Кто тропку к двери проторил,
К дыре, засыпанной крупой,
Пока я с Байроном курил,
Пока я пил с Эдгаром По?
Пока в Дарьял, как к другу, вхож,
Как в ад, в цейхгауз и в арсенал,
Я жизнь, как Лермонтова дрожь,
Как губы в вермут окунал.
Для этой книги на эпиграф
Пустыни сипли,
Ревели львы, и к зорям тигров
Тянулся Киплинг.
Зиял, иссякнув, страшный кладезь
Тоски отверстой,
Качались, ляская и гладясь
Иззябшей шерстью.
Теперь качаться продолжая
В стихах вне ранга,
Бредут в туман росой лужаек
И снятся Гангу.
Рассвет холодною ехидной
Вползает в ямы,
И в джунглях сырость панихиды
И фимиама.
Сестра моя – жизнь и сегодня в разливе
Расшиблась весенним дождем обо всех,
Но люди в брелоках высоко брюзгливы
И вежливо жалят, как змеи в овсе.
У старших на это свои есть резоны.
Бесспорно, бесспорно смешон твой резон,
Что в гро́зу лиловы глаза и газоны
И пахнет сырой резедой горизонт.
Что в мае, когда поездов расписанье
Камышинской веткой читаешь в купе,
Оно грандиозней Святого Писанья
И черных от пыли и бурь канапе.
Что только нарвется, разлаявшись, тормоз
На мирных сельчан в захолустном вине,
С матрацев глядят, не моя ли платформа,
И солнце, садясь, соболезнует мне.
И в третий плеснув, уплывает звоночек
Сплошным извиненьем: жалею, не здесь.
Под шторку несет обгорающей ночью
И рушится степь со ступенек к звезде.
Мигая, моргая, но спят где-то сладко,
И фата-морганой любимая спит
Тем часом, как сердце, плеща по площадкам,
Вагонными дверцами сыплет в степи.
Ужасный! – Капнет и вслушается,
Всё он ли один на свете
Мнет ветку в окне, как кружевце,
Или есть свидетель.
Но давится внятно от тягости
Отеков – земля ноздревая,
И слышно: далеко, как в августе,
Полуночь в полях назревает.
Ни звука.
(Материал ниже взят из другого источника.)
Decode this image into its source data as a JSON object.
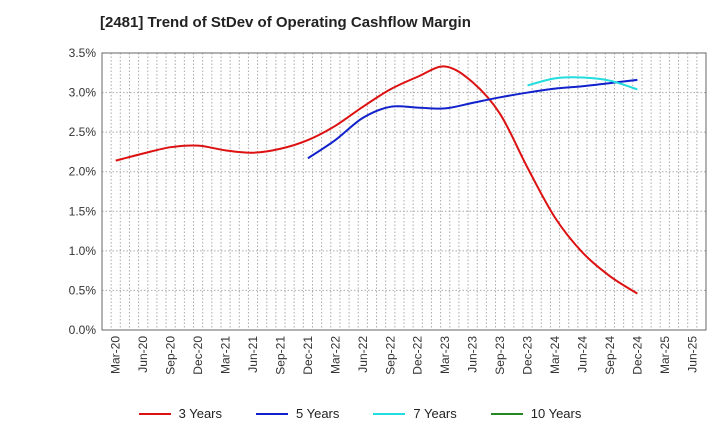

И нет соглядатаев.
В пустынности удостоверясь,
Берется за старое – скатывается
По кровле, за желоб и через.
К губам поднесу и прислушаюсь,
Всё я ли один на свете, –
Готовый навзрыд при случае, –
Или есть свидетель.
Но тишь. И листок не шелохнется.
Ни признака зги, кроме жутких
Глотков и плескания в шлепанцах
И вздохов и слез в промежутке.
В трюмо испаряется чашка какао,
Качается тюль, и – прямой
Дорожкою в сад, в бурелом и хаос
К качелям бежит трюмо.
Там сосны враскачку воздух саднят
Смолой; там по маете
Очки по траве растерял палисадник,
Там книгу читает Тень.
И к заднему плану, во мрак, за калитку
В степь, в запах сонных лекарств
Струится дорожкой, в сучках и в улитках
Мерцающий жаркий кварц.
Огромный сад тормошится в зале
В трюмо – и не бьет стекла!
Казалось бы, всё коллодий залил,
С комода до шума в стволах.
Зеркальная всё б, казалось, нахлынь
Непотным льдом облила,
Чтоб сук не горчил и сирень не пахла, –
Гипноза залить не могла.
Несметный мир семенит в месмеризме,
И только ветру связать,
Что ломится в жизнь и ломается в призме,
И радо играть в слезах.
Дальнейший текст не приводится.